Forse è ora che si chiarisca una volta per tutte quello che pensa l’ANPI.
E allora diciamo a chiare e forti parole: GIU’ – LE – MANI – DALLA – RESISTENZA !!!
Non si strumentalizza la Resistenza e non si strumentalizzano coloro che l’hanno fatta, non permetteremo mai che questo accada, non permetteremo che questo patrimonio venga utilizzato per giochi politici e fini personali e questo vale per tutti e per chiunque si potesse fare strane idee sull’argomento. La Resistenza rappresenta la nostra storia, rappresenta l’unica verità assoluta, la Resistenza è stata fatta da Eroi, veri Eroi, non falsi come quelli che deve fabbricarsi chi sostiene coloro che fecero una scelta sbagliata. La verità è sempre una sola e va raccontata cosi com’è, anche se può essere scomoda.

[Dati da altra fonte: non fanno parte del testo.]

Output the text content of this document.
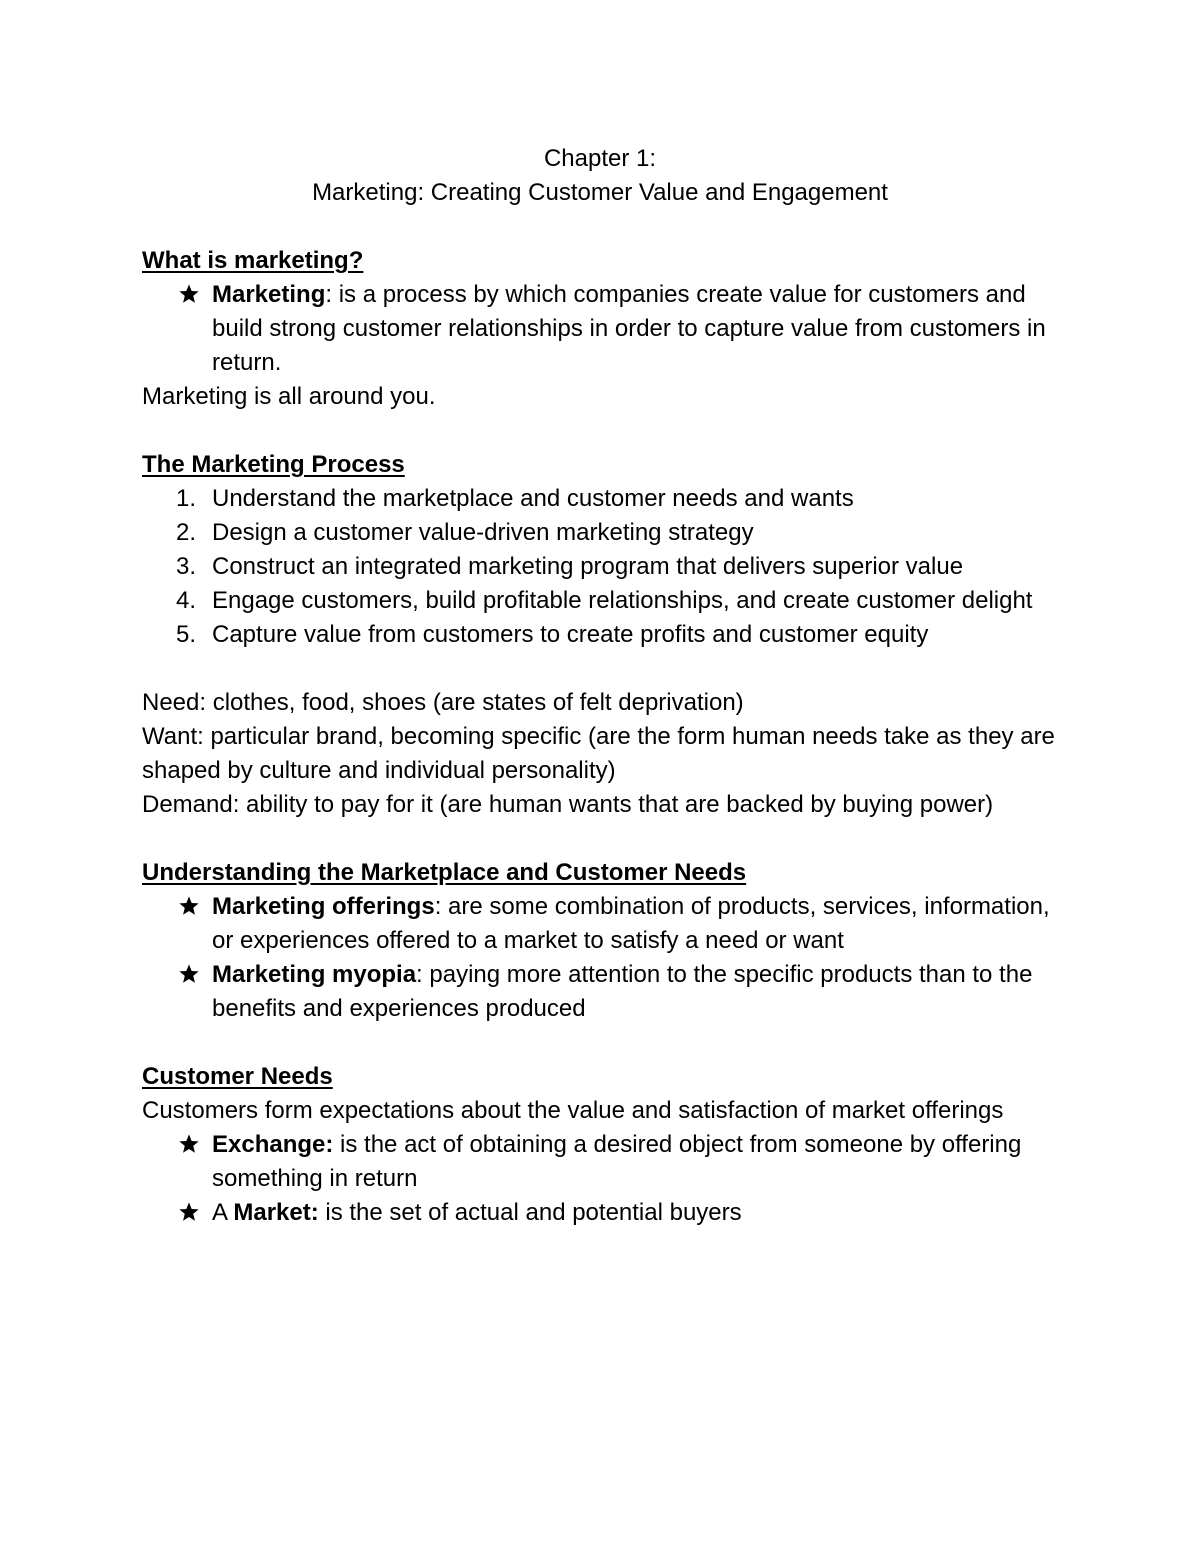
Chapter 1:
Marketing: Creating Customer Value and Engagement
What is marketing?
Marketing: is a process by which companies create value for customers and build strong customer relationships in order to capture value from customers in return.

Marketing is all around you.

The Marketing Process
1. Understand the marketplace and customer needs and wants
2. Design a customer value-driven marketing strategy
3. Construct an integrated marketing program that delivers superior value
4. Engage customers, build profitable relationships, and create customer delight
5. Capture value from customers to create profits and customer equity

Need: clothes, food, shoes (are states of felt deprivation)

Want: particular brand, becoming specific (are the form human needs take as they are shaped by culture and individual personality)

Demand: ability to pay for it (are human wants that are backed by buying power)

Understanding the Marketplace and Customer Needs
Marketing offerings: are some combination of products, services, information, or experiences offered to a market to satisfy a need or want
Marketing myopia: paying more attention to the specific products than to the benefits and experiences produced
Customer Needs

Customers form expectations about the value and satisfaction of market offerings

Exchange: is the act of obtaining a desired object from someone by offering something in return
A Market: is the set of actual and potential buyers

Se oggi abbiamo un Prefetto, un Presidente della Provincia, un Sindaco, lo dobbiamo a tutti coloro che hanno combattuto nella Resistenza: Uomini, donne e militari.
Tutta gente cha ha fatto la stessa scelta, una scelta che li avrebbe portati anche alla morte, una scelta coraggiosa ma l’unica scelta possibile, l’unica scelta giusta. Chi ha fatto scelte sbagliate allora non può pretendere di essere ricordato oggi, non può pretendere vie, larghi o piazze, soprattutto di una città e di una provincia medaglie d’oro al valor militare per attività partigiana. Chi scelse di voltare le spalle alla propria Patria restando attaccato al pastrano tedesco di Hitler rendendosi complice di omicidi e stragi perpetrate a danno di uomini, donne e bambini inermi che avevano la sola colpa di aver nascosto e sottratto alla fucilazione dei partigiani, non può e non deve essere ricordato. Chi fece quella scelta dovrebbe ripetere a se stesso e al mondo, ma in tono chiaro ed udibile a tutti, una sola frase – HO SBAGLIATO – Chi ha sbagliato non può essere ricordato, perché chi ha sbagliato è stato un carnefice ed un carnefice non può essere ricordato come merita invece la vittima. Le responsabilità devono essere chiare, proprio perché ciò che divideva vittime e carnefici era il fatto che i primi sognavano la libertà ed i secondi volevano la prosecuzione della dittatura fascista e dell’occupazione nazista. Una distinzione netta e chiara, che il tempo non può superare collocandola nell’oblio. La memoria esige verità, perché la memoria è soprattutto conoscenza della verità, una conoscenza che serve ad evitare che in avvenire certe tragedie possano ripetersi. Oggi c’è chi vorrebbe creare una memoria così detta “condivisa”; ciò che si oppone, non è una nostra ostinata volontà punitiva, ma sono, ancora una volta, la storia e la verità.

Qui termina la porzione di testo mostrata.